A car passed by. This time he noticed too late. He couldn’t make out if it was tan or gray, just a flash by. No one should be driving that fast on this street. Someone could get hurt.

But that car had somewhere to go.

He was where he had to go. Right there, in his chair, the plastic sticking to the back of his white legs. How is it that he had lost so much color over the years, his legs pale and just a shadow of the power they once had? These legs, carried him through the war, through various hikes with the scouts, to work every day and home, and now, they were all but useless, two spindles that held up a shell. No longer could he walk tall and proud, no longer was he the king. His knees twice the size that they were just last year, before the fall, before the hospital.

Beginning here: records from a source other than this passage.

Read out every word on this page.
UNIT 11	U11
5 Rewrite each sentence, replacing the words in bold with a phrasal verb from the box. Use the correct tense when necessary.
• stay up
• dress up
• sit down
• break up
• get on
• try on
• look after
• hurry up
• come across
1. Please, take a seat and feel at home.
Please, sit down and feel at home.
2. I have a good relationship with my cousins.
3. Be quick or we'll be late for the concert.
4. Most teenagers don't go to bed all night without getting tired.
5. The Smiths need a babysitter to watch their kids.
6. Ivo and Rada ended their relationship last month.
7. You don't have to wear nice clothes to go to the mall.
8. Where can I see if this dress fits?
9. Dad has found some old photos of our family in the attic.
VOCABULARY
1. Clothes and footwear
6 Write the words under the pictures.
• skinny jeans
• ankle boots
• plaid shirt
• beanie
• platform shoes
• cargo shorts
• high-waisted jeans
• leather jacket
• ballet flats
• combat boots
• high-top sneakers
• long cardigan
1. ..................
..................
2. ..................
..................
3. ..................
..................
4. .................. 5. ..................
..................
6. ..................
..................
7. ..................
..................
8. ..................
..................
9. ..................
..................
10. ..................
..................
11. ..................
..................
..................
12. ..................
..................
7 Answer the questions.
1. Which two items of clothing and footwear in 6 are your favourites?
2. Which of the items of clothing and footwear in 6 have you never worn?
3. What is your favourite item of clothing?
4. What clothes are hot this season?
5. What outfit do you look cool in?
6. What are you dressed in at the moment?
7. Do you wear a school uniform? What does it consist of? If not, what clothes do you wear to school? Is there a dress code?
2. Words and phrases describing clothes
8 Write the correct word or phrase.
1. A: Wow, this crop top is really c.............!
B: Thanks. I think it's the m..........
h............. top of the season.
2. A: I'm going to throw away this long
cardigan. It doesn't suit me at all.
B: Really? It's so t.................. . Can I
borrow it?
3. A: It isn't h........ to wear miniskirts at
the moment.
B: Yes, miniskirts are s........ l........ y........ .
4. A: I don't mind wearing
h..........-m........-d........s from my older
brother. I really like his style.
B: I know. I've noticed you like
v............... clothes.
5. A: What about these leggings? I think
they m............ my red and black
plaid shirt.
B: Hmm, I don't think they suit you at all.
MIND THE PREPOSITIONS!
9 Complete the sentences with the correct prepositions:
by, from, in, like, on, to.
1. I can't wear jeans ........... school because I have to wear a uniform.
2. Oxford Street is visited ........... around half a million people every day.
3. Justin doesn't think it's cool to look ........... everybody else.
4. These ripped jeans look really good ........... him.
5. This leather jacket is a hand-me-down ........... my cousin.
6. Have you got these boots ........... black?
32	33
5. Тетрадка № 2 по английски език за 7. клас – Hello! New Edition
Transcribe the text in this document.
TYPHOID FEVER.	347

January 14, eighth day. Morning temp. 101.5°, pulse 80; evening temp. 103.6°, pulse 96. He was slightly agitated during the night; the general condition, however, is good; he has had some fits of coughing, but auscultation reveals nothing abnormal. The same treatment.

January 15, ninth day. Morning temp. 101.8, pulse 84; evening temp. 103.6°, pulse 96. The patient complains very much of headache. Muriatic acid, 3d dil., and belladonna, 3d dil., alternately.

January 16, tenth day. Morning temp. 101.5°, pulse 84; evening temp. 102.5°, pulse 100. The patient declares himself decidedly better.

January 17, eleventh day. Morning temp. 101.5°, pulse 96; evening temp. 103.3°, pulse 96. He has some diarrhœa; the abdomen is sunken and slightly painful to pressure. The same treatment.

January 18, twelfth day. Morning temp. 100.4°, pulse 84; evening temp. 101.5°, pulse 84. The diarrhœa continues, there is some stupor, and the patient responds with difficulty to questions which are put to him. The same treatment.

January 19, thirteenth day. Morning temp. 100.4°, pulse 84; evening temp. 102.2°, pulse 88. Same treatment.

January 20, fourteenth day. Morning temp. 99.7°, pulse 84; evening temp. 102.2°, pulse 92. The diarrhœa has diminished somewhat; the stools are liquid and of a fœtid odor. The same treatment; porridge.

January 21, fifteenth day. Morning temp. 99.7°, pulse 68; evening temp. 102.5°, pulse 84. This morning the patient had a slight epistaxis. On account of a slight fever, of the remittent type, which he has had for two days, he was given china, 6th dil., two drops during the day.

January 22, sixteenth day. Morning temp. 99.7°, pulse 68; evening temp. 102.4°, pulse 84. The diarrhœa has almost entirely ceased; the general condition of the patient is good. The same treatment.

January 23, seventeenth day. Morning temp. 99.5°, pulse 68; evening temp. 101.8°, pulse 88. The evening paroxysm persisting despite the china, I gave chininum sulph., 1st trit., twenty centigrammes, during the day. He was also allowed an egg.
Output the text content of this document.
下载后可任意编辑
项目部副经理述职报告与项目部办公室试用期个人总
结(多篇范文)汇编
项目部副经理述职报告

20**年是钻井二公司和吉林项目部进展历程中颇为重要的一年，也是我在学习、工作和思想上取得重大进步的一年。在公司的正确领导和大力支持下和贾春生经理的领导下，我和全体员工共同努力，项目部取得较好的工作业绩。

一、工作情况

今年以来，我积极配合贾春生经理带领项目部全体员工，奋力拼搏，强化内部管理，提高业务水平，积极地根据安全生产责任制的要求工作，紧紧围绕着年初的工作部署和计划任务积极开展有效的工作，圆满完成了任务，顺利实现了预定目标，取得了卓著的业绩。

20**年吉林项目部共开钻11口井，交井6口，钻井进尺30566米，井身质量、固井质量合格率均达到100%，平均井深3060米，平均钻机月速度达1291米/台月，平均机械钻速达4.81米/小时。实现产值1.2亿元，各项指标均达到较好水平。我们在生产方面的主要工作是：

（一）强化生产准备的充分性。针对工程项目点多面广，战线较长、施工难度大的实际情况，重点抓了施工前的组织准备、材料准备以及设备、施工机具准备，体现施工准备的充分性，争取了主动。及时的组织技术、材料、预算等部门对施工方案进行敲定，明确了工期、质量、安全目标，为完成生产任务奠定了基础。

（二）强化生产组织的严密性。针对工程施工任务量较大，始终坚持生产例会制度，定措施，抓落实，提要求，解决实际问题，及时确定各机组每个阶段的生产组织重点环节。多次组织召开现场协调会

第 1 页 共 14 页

When were they getting there?

He drank some of the water, the glass faltering in his hand, his memories coming back. He pushed them down, he wouldn’t remember, he would only live in now. Now, he was an old man, with an old house, a few pictures of the families that he never really knew, a couple of postcards from trips he once took. A chair he sat in, and the chair he hated. The old man’s chair, the one that helps you get up and down. It was a nice gesture, but completely lost on him, as he was just as capable as the next to get up and down from a chair. And too soft to boot, he didn’t need to feel comfortable, he needed to feel alive, to feel the air moving around him and he powered up the side of a hill with the boys in tow, to take the fifteen powerful strides across his office, to push the Cadillac’s accelerator through a turn, to feel something like he once felt.

Waiting, he watched the cardinal’s rebuild their summer home in the eaves of his neighbor’s house. He would have to get the ladder down again and knock it out. His neighbor, something to be looked at. In another time, she would have been a loose woman, four kids, four different fathers, barely a high school education. He thought she had had a hard life, at least that’s what she told him. She took care of him too, she picked up his mail from time to time, and she watched Jeopardy with him, telling him how smart he was. She made him feel like a man again. She did understand. She even let him eat Chinese food from Fung’s Garden, even though it shot his blood pressure up. He knew it wasn’t just the food, it was her. Tanned, blonde, strong, and she loved him. So what if she didn’t love him like that, he was old, he could do what he wanted. One night they shared a couple of glasses together, and he felt alive again. If he was younger, he would marry her and take care of her. Now all he had was to give her what she asked for in the hopes that she too would love him enough, love him long enough to have him feel alive again.

He looked for the ladder from his chair. Up in the rafters, how did it get up there? He remembers the night after he knocked down the nest in the spring, he wanted to do something nice for her, something that would have her know she needed him, too. Her cousin’s car in the driveway, and not yet three weeks out of the hospital, he dragged the ladder across the gravel and set it against the house. On the third step, he steadied himself, and brought his cane up to the nest. He heard the laughter from inside. The high pitched giggle, the mumbled voices. Through the window he could see his neighbor and her cousin, kissing. He knocked down the nest. Dragged the ladder back, and left it in the front yard. Later, she came over, she knew he knew but they didn’t talk of it. This was no cousin, but he was an old man, he would play as one. He would get sick and she would be right there for him. She helped him into bed, and kissed his forehead. That was enough for him. Nothing else mattered.

Life had passed by. Like that car with somewhere else to go, life had happened and he hadn’t even seen what color it was.